Here’s a simple formula for writing a compelling book title, press release headline, email subject or benefits list.

The most succinct copy writing tip we’ve heard in a long time came from Fred Gleeck at a product development seminar. Fred cited this maxim in a discussion of how to title your book. But the adage is just as valid whether you’re writing a headline for an advertisement or a press release, or a pithy subject line for a convincing email message, or a list of product benefits.

We all know that people sort for self-interest. Everyone’s favorite radio station is WII-FM. That’s short for “What’s in it for me?”

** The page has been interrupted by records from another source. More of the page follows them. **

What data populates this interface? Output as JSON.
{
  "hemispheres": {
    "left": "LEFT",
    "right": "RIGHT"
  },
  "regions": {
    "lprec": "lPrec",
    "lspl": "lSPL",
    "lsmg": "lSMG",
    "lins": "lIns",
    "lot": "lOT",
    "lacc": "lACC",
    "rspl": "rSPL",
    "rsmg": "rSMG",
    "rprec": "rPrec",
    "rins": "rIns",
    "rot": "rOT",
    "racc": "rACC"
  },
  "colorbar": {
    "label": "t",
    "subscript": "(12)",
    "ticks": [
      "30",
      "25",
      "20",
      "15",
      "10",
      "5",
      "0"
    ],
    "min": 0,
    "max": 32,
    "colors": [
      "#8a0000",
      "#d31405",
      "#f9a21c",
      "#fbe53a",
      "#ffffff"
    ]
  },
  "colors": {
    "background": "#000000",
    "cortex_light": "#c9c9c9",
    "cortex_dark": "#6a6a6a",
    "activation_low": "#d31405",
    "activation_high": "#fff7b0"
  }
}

So here’s Fred’s formula for writing a compelling book title that appeals to the customer’s self-interest: Combine your customer’s greatest need with your product’s greatest benefit.

Some examples:

  • Manual: “Low Cost Website Promotion”
    (Need: website promotion; benefit: low-cost ways to do it)

  • Report: “Guide to Profitable Marketing Results”
    (Need: marketing results; benefit: how to get them)

  • Workbook: “How to Get $1 Million Worth of Publicity Free”
    (Need: free publicity; benefit: how to get $1,000,000 worth)

  • Book: “301 Direct Mail Tips, Techniques and Secrets – an Insider’s Guide to Direct Mail Marketing”
    (Need: direct mail how-to info; benefit: insider’s secrets)

  • CD-ROM: “Building & Managing Profitable Subscription Web Sites”
    (Need: Specific how-to info; benefit: profits)

You get the idea. Now make up your own list of headlines/benefits for your product or service.